The retired probate court judge is partnering with the Council of Probate Court Judges of Georgia on legislation to remove that court’s responsibility of designating temporary guardians for minors.
“It puts it in Juvenile Court where it belongs,” Scoggins said. “It’s the only thing Probate Court does with minors and Juvenile Court has the arm of DFCS to investigate what would be best for the child.”
He also wants to waive state income and capital gains taxes on payments property owners get when their land is condemned under eminent domain. He said the tax is a second blow for someone who didn’t want to sell their property for the offered price.
“I’m also kicking around a little election bill that would require the secretary of state to mandate county election offices purge their voter rolls every quarter,” Scoggins said.

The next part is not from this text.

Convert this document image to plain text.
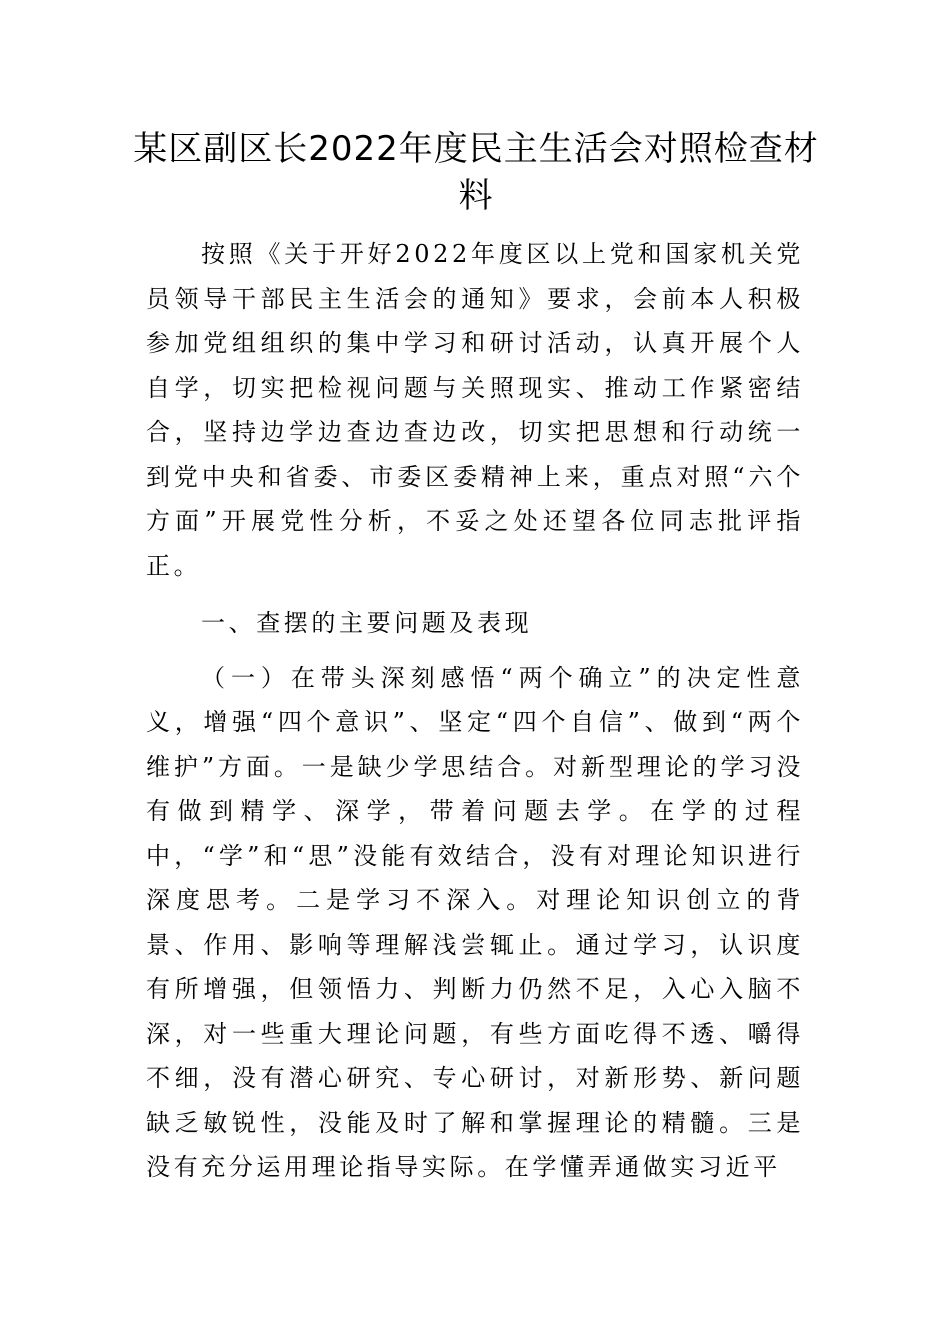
某区副区长2022年度民主生活会对照检查材料

按照《关于开好2022年度区以上党和国家机关党员领导干部民主生活会的通知》要求，会前本人积极参加党组组织的集中学习和研讨活动，认真开展个人自学，切实把检视问题与关照现实、推动工作紧密结合，坚持边学边查边查边改，切实把思想和行动统一到党中央和省委、市委区委精神上来，重点对照“六个方面”开展党性分析，不妥之处还望各位同志批评指正。

一、查摆的主要问题及表现

（一）在带头深刻感悟“两个确立”的决定性意义，增强“四个意识”、坚定“四个自信”、做到“两个维护”方面。一是缺少学思结合。对新型理论的学习没有做到精学、深学，带着问题去学。在学的过程中，“学”和“思”没能有效结合，没有对理论知识进行深度思考。二是学习不深入。对理论知识创立的背景、作用、影响等理解浅尝辄止。通过学习，认识度有所增强，但领悟力、判断力仍然不足，入心入脑不深，对一些重大理论问题，有些方面吃得不透、嚼得不细，没有潜心研究、专心研讨，对新形势、新问题缺乏敏锐性，没能及时了解和掌握理论的精髓。三是没有充分运用理论指导实际。在学懂弄通做实习近平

Culling the names of people who have died or moved every three months would ensure the records are always up to date in case of a special election, he said.
A provision would also bar third-party absentee ballot requests that come from out of state — “What I call ballot harvesting,” he said.
However, Scoggins said he would hold off on that bill until he sees what the new House Special Committee on Election Integrity is proposing. The sophomore lawmaker said he requested a seat on that committee and was disappointed not to be assigned.